İstersen bin var hacca...
“Kâbe imamı” olduğu söylenen Sudeysî nam zatla ilgili daha önce yazmıştık (Kâbe imamının arkasında namaz kılmak caiz mi? 20.9.2017). Milletin umresini, hatta haccını ifsad eden bu “imam”ın ifsadatı şiddeti artarak devam ediyor. Hâl böyle iken bu şartlarda haccın ve umrenin sıhhatini konuşan kimse çıkmıyor.
Tamam hac farz, İslâmın şartlarından… Fakat bu şartlarda, bu imamın arkasında namaz kılmak caiz mi? Bu hususta İslâm dünyasının ulemasının bir görüş hatta tavır ortaya koyması lâzım. Hiçbir ülkede bu yönde bir çalışma yoksa, Türkiye’de başlanması elzem.
Kendi fikrimi açıklayayım: Böyle bir imam Türkiye’de olsa ve ifsadatı böylesine zahir olsa idi, bu imam nerede namaz kıldırıyorsa, onun arkasında asla namaz kılmazdım!

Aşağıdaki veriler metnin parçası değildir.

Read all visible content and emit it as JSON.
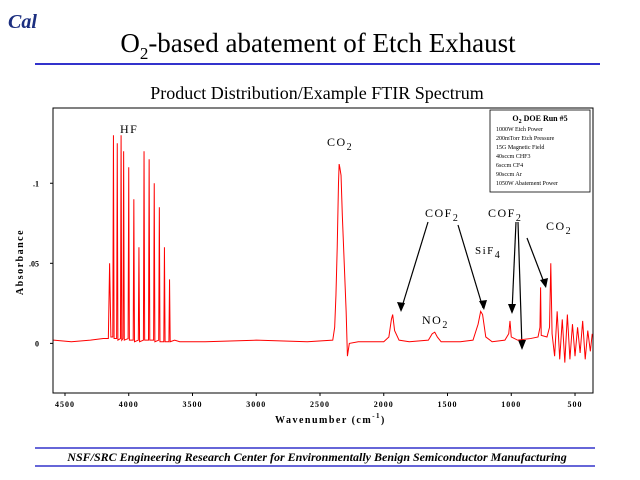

Ne din âlimiyim ne de fakih, fakat bir Müslüman olarak doğru bildiğimin peşinde olma hakkım, hata mecburiyetim var. Bu akıl insana boşuna mı verildi? Muhakeme kabiliyetini harekete geçirmek, seçmek, tercih etmek elimde. Kimse bana “ille de bu imamın arkasında namaz kılacaksın” diyemez.
Türkiye’nin en büyük camiinde namaz kıldıran imamın arkasında ne kadar cemaat cem olabilir?
Azami on bin…
Hac zamanında yüzbinler Mescid-i Haram’da namaza duruyor… O zaman işin ciddiyeti daha da artıyor.
Kur’an-ı Kerim’i güzel okumak elbette önemli. Bu kadar mı? Anlamak da mühim, hatta daha da mühim. Kur’an bizim hayatımızı tanzim eden bir kitapsa, onun anlaşılması her şeyden önemli. Diyeceksiniz ki, adam Arap, Arapçayı da iyi biliyor, Kur’an’ı da anlıyordur elbette…
Bu adamın konuşmalarını dinledikten sonra şunu söyleyebilirim: Bu zat Kur’an’ı zerre miskal anlamıyor! Yahut da anlamak istemiyor! Bu adam bizi Kur’an’a, Hz. Peygamber’e davet etmiyor, zamanının bir devletlusunu aklamak için Kur’an’ı âlet ediyor. Bizi Kur’an’ın hakikatlerine çağıracağına devrinin bir prensine biate, en azından inanmaya davet ediyor.
Böylece ne yapmış oluyor?
Amerika’nın bütün İslâm dünyasını mutazarrır eden uygulamalarını hoş göstermek istiyor.
İsrail’le Suudilerin kirli ilişkilerini olağanlaştırmak istiyor.
Bu prensin talimatıyla işlenme şüphesi olan bir siyasî cinayeti temize çıkarmaya çalıyor.
“Diyanet bir anlamda siyasi bir kurum. Bu konulara giremez, Suud’la ilişkilerimiz bozulur” denilebilir. Buna da katılmıyorum. Bizim fert olarak şimdiki önceliğimiz Suud’la ilişkiler değil, bir ibadetimizin sıhhati. Suudla ilişkiler devlet işi, biz bundan sorumlu tutulamayız.
***
Peki Diyanet öyle, yani devlete bağlı bir kurum. Memlekette yüzden fazla ilahiyat fakültesi varmış. Bu fakültelerde binlerce tefsirci, kelamcı, hadisçi… öğretim üyesi var. Bunlar toplu değilse bile münferiden görüşlerini neden açıklamıyorlar?
Bizim sıradan Müslüman olarak çektiğimiz sancıyı neden onlar çekmiyorlar?
Bu nasıl bir vurdumduymazlık?
Hatta bunu yapmayıp öğrencilerini umreye teşvik ederek bedavadan bir Mekke Medine gezisini tercih edenler var.
Hac farz, düşünmek de!
Umreye veya hacca giderken gerçekten Kâbe’ye mi gidiyoruz? Mekke Mekke olmaktan çıkmış, bir Amerikan şehrine benzetilmiş. Kâbe dışında değişmeyen hiçbir şey yok. Kapitalizmin zincirleme otellerinin reklamları gözleri kamaştırıyor. Kabe’yi Haremin içine girmeden göremiyoruz, ama Zemzem Tower’ı bilmem kaç kilometre öteden görüyoruz. Tabiat yok edilmiş, dağ, vadi kalmamış. Bütün bunlar yapanlar Kabe imamlarının zihin genleriyle de oynamış olmasınlar?